Abram Burnett has sent me this photo of a stone sleeper recovered from Mineral Point, PA.  (click here)

He wrote me this about it:

        This was used by the Allegheny Portage RR, which was built over the spine of the Alleghanies between Altoona and Johnstown, PA, in the 1830s.  See those two hand-drilled holes on top of the stone?  Locust pegs were driven into the holes, and the spikes were then driven into the Locust pegs.

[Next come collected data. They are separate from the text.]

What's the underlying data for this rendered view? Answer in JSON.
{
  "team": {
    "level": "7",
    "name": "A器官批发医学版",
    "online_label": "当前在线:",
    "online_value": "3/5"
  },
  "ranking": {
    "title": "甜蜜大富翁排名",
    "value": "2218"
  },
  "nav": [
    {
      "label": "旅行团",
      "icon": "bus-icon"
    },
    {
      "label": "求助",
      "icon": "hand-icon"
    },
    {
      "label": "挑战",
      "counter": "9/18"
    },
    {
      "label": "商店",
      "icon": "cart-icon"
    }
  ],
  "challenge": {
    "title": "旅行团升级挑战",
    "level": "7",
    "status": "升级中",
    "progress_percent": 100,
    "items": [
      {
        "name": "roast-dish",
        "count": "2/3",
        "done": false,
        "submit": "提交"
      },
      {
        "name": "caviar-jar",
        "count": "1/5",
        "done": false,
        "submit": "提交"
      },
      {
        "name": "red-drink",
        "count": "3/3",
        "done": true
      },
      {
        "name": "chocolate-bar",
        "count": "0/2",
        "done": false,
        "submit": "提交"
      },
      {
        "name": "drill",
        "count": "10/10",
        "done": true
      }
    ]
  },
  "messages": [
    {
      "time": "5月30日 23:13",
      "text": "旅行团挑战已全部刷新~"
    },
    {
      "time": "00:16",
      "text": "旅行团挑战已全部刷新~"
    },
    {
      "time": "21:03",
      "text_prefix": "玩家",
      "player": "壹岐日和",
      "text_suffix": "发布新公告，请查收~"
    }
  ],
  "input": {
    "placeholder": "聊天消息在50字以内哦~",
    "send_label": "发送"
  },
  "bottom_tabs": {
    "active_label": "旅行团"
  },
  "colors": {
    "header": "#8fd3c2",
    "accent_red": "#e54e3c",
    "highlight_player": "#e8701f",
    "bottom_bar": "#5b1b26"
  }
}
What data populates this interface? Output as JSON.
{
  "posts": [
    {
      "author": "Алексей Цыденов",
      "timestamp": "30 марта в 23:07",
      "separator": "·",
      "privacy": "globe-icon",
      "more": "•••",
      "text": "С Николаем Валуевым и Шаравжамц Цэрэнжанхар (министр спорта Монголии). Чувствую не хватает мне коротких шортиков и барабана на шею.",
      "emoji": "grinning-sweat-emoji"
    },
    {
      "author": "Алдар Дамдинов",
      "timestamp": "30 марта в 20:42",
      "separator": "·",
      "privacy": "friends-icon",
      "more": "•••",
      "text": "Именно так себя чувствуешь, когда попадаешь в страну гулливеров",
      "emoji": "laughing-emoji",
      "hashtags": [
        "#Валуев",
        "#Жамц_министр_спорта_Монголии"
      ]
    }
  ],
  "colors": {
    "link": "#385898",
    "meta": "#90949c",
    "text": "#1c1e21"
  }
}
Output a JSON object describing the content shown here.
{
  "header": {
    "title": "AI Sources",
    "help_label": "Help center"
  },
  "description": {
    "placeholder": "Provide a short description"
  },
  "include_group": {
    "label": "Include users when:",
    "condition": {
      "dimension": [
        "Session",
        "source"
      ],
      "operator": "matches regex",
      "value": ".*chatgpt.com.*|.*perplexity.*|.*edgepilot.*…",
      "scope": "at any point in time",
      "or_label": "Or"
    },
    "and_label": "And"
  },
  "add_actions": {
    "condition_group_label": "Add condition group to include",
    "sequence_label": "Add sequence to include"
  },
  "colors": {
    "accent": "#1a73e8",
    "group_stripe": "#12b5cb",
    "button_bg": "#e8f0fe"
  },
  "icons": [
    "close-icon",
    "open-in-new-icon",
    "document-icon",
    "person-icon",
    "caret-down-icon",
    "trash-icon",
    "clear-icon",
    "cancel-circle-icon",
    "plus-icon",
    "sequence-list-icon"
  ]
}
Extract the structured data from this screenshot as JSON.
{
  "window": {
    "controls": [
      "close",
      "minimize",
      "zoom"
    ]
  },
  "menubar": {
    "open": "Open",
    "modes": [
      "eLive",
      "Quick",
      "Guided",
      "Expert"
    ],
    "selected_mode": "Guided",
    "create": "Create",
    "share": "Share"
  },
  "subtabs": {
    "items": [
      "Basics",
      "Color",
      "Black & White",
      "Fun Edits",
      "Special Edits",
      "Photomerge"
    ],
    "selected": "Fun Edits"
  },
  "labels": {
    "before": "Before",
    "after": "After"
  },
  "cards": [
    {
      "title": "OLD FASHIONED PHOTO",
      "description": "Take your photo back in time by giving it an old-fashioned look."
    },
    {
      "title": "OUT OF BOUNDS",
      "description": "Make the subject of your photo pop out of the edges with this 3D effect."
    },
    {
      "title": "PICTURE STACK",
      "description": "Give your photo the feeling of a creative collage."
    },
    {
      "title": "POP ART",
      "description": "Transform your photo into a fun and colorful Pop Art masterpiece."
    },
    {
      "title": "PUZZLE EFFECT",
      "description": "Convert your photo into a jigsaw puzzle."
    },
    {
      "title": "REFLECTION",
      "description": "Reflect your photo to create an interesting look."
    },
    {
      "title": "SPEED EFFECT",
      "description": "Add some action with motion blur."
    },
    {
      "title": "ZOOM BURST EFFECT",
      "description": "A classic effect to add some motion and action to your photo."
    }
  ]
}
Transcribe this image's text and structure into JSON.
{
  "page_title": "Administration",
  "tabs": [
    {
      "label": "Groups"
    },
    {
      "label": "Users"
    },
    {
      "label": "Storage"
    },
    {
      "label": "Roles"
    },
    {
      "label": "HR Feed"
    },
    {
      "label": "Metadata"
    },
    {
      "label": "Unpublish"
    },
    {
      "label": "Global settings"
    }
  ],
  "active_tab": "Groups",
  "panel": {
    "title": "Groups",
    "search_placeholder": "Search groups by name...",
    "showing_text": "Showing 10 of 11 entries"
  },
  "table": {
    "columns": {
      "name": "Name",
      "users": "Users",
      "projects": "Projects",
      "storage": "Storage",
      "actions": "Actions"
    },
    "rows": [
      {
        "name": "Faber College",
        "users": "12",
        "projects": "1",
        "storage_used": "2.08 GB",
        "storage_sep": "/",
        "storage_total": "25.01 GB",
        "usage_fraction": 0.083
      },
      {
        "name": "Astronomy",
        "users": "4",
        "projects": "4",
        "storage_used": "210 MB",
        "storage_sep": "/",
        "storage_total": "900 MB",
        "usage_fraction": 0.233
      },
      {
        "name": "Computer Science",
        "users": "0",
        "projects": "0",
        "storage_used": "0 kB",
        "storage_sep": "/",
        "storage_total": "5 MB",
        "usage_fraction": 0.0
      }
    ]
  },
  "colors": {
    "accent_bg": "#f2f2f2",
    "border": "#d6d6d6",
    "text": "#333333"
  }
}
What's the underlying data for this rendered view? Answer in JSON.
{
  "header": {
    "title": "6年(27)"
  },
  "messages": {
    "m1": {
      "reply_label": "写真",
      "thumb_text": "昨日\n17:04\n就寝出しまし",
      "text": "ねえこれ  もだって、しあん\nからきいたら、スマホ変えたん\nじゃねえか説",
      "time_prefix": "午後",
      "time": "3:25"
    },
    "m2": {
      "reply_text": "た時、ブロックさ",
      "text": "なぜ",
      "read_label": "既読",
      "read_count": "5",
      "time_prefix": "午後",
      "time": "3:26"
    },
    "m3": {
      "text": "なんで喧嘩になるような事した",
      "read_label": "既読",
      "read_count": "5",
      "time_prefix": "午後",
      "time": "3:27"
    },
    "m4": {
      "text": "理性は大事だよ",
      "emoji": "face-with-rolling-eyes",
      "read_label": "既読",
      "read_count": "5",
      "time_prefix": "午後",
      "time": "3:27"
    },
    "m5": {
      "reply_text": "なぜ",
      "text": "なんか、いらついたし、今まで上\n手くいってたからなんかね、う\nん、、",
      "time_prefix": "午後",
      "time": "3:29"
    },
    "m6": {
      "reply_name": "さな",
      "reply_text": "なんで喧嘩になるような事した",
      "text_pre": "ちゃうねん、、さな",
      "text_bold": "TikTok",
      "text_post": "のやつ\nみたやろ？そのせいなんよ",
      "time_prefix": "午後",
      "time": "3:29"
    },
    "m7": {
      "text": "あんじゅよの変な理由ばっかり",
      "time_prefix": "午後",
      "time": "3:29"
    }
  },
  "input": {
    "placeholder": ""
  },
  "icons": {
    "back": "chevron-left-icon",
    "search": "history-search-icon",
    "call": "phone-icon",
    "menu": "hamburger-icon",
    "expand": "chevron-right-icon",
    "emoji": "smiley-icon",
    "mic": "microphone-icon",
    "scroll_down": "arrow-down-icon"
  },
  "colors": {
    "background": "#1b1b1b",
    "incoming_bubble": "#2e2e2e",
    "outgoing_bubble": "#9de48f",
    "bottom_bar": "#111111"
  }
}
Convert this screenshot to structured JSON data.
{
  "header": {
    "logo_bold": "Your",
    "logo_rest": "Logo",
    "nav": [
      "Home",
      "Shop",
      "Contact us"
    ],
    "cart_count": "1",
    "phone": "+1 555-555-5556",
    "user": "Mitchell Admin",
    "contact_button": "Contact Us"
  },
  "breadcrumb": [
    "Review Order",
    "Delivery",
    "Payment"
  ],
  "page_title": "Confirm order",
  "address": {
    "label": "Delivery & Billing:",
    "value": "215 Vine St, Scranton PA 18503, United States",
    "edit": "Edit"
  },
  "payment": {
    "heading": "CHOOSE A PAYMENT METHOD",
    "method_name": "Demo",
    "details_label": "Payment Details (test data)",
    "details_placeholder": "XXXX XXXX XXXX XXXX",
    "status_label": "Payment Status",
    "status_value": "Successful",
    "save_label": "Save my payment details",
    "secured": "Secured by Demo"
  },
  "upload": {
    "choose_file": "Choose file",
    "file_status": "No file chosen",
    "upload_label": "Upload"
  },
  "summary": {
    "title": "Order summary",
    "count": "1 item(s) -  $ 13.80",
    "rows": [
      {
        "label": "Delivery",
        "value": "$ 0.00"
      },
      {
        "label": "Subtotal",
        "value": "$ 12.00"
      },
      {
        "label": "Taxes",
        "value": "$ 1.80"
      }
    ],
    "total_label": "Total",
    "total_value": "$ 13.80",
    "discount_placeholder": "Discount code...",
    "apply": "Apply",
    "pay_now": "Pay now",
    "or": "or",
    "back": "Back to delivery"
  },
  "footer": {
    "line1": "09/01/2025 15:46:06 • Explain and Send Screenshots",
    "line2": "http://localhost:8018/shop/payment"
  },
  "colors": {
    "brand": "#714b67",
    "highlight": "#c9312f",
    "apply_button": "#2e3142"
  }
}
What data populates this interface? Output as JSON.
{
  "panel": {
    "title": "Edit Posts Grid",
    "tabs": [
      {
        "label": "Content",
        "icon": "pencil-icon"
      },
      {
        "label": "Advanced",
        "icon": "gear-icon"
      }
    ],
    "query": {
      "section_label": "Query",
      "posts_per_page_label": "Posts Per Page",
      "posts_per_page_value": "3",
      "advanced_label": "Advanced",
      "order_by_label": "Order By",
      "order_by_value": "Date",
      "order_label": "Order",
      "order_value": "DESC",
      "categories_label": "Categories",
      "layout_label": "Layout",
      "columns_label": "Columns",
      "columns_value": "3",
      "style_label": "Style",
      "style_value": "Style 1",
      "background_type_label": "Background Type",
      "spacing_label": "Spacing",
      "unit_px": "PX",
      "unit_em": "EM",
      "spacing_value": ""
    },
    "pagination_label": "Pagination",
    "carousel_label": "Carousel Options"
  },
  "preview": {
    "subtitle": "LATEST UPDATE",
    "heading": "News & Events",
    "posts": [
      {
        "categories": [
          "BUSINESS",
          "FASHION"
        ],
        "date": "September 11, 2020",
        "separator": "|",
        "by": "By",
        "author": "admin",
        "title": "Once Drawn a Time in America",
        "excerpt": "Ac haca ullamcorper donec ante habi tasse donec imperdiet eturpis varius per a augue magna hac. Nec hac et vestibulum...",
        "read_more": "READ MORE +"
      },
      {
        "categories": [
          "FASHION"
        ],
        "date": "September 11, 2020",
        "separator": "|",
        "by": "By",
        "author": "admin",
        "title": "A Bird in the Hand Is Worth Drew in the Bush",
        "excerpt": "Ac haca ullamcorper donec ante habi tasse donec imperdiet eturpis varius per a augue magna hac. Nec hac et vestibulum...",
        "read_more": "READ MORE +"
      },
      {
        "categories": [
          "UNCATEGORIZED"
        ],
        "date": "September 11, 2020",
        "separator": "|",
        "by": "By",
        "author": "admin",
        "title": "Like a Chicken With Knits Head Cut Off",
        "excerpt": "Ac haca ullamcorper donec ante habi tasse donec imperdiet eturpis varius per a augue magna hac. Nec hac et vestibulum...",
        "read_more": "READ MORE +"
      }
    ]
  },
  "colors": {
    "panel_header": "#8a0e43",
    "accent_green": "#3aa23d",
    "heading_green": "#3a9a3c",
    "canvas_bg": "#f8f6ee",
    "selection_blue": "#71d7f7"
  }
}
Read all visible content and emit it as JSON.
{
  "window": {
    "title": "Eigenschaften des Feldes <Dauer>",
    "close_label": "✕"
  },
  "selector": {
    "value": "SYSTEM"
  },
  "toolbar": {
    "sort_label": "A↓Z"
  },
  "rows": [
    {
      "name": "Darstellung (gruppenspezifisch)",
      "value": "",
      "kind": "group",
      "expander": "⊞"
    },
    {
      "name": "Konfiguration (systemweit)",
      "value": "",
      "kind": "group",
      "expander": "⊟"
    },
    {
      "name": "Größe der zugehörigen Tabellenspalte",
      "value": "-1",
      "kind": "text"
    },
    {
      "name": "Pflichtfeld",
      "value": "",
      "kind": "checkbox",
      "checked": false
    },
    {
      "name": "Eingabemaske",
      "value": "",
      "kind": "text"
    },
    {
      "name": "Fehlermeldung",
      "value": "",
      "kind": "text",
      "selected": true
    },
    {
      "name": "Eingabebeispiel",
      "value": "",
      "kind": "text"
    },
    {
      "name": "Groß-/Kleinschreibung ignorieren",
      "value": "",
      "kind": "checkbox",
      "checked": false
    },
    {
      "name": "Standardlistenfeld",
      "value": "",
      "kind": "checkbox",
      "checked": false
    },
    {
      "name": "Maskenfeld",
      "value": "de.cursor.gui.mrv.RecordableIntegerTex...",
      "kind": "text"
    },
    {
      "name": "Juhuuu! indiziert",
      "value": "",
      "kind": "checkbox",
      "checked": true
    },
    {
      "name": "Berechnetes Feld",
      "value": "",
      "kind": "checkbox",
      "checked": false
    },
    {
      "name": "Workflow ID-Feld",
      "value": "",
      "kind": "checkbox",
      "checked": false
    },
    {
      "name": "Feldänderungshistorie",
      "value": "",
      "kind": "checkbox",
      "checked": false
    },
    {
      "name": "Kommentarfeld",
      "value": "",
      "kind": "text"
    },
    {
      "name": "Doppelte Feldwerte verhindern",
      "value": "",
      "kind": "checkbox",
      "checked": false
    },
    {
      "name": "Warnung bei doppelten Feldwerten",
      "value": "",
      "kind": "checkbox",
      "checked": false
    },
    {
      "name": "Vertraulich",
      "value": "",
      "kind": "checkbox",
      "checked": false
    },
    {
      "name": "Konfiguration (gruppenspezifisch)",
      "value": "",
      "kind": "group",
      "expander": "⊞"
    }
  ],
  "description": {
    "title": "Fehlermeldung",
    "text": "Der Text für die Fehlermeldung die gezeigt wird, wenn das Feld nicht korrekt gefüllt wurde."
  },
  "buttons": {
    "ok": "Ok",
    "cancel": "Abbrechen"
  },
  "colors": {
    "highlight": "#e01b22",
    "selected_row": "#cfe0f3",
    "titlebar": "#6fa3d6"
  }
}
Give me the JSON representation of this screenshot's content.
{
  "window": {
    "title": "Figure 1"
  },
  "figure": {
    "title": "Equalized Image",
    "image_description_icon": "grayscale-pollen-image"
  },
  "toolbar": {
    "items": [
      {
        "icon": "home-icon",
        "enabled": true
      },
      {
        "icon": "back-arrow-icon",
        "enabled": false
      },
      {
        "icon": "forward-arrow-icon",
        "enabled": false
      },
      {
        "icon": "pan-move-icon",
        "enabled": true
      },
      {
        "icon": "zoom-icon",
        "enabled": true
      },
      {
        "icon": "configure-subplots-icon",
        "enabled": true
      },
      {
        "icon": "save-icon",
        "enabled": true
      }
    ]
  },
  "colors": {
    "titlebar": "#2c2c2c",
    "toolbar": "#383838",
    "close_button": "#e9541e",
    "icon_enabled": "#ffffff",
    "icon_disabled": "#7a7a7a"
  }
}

        Here's the story on it...  About a dozen years ago, I was hi-railing some train dispatchers over the Pittsburg Line Think we set on at ConPitt Jct, which is a dozen miles west of Johnstown.  As we were coming around the big curve just west of Mineral Point, this thing just happened to catch my eye.  It was teetering at the top of the cut embankment.  I stopped, grabbed my camera and climbed up the side of the cut for a picture.
        While I was there, the Track Supervisor (who had an authority to follow me on No. 1 track) pulled up behind my vehicle.  A deal was cut... we pushed the sleeper down the embankment and he sent some machinery out to pull it out of the drainage ditch and load it (est. 700 pounds.)  The following Tuesday, a truck brought it to Harrisburg.  My cost was three cups of coffee and a dozen doughnuts at Dunkin' Donuts.  Good trade...  but I'm sure the Track Supervisor cashed in the points thusly earned many times over, as he deserved to do.
        Two years ago the commuter agency in Baltimore was doing some enhancements on its light rail line, and discovered about a hundred "sleepers" at Timonium, Md.  Interestingly, they had been part of a switch, and there were some unusual stones in the lot.  After the area was cleaned and photographed, and some of the more remarkable stones removed to the B&O Museum,  the area was opened and the public was allowed to remove whatever they wanted.
        You might observe some Adobe "art work" in the picture of my sleeper.   Mr. Adobe touched out a 4x4 post on the Clematis arbor, augmented the Pyracantha bush a bit, and even helped the Ivy to flourish.